How Does Staph Spread in Hospitals?

New research sheds light on the spread of staph infections—and might provide some useful tips for its prevention.

One of the unfortunate risks of spending time in a hospital is catching a staph infection, especially its antibiotic-resistant strain. Now, researchers have used small, wireless transmitters worn by patients and health care workers to track how the bacteria spreads—and perhaps find a way to keep it from spreading any further.

While methicillin-resistant Staphylococcus aureus, better known as MRSA, has been on the decline in recent years and isn’t quite the superbug it was once made out to be, it’s still a significant public health threat for patients being treated in hospitals, as well as the doctors, nurses, and other employees working there. That makes understanding exactly how the disease spreads—for example, who passes staph to whom, or whether it’s picked up from contaminated equipment—a concern of special importance.

To address that issue, Thomas Obadia, a graduate student at France’s Pierre Louis Institute of Epidemiology and Public Health, and colleagues outfitted 329 patients and 261 health care workers at Berck-sur-Mer Hospital, a long-term care and rehabilitation facility in northern France, with small wireless transceivers. Every 30 seconds, each transceiver recorded to a flash memory drive the identity of any other people within about a meter and a half, or about five feet—over the four months of the study, that worked out to about 85,000 “close proximity interactions” (CPIs) per day, on average. In addition to the sensor data, each person was tested for each of 48 strains of staph, including MRSA, every week using a nasal swab.

Their results are the first clear evidence of the role that dynamic contact networks connecting patients and hospital workers play in spreading MRSA and other strains of staph in hospitals.

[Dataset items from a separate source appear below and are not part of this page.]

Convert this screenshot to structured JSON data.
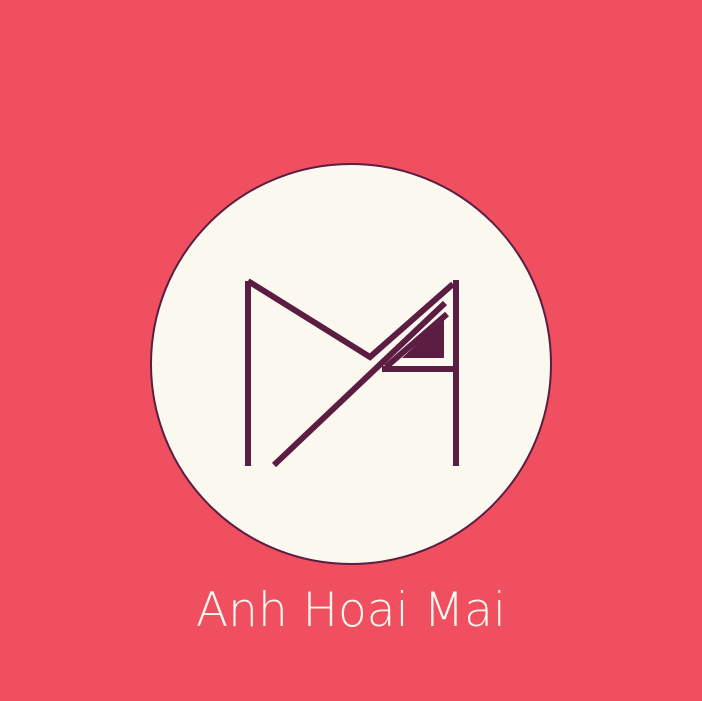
{
  "brand": {
    "name": "Anh Hoai Mai",
    "monogram_icon": "am-monogram-icon"
  },
  "colors": {
    "background": "#ef4f5f",
    "badge_fill": "#fbf8f0",
    "monogram": "#5c1d43",
    "text": "#fbf8f0"
  }
}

Analyzing the sensor and swab data together revealed that 48 percent of new staph infections could be linked to a CPI with an infected person, and another 38 percent were linked to a sequence of two interactions, that is, one person passed staph to another, and that person passed it on to a third via CPIs. Furthermore, health care workers were about 20 percent more likely to act as intermediaries in the second scenario.

“The contribution of the contact network between patients and [health care workers] in explaining hospital associated infections is widely accepted, although it has never been tested empirically,” the team writes today in PLoS Computational Biology. Their results, they argue, are the first clear evidence of the role that dynamic contact networks connecting patients and hospital workers play in spreading MRSA and other strains of staph in hospitals.

The results also suggest a new approach to preventing that spread. Hospitals could, for example, outfit their employees and patients with CPI trackers and use the data to evaluate risks and plan better measures for preventing staph transmission, the team writes.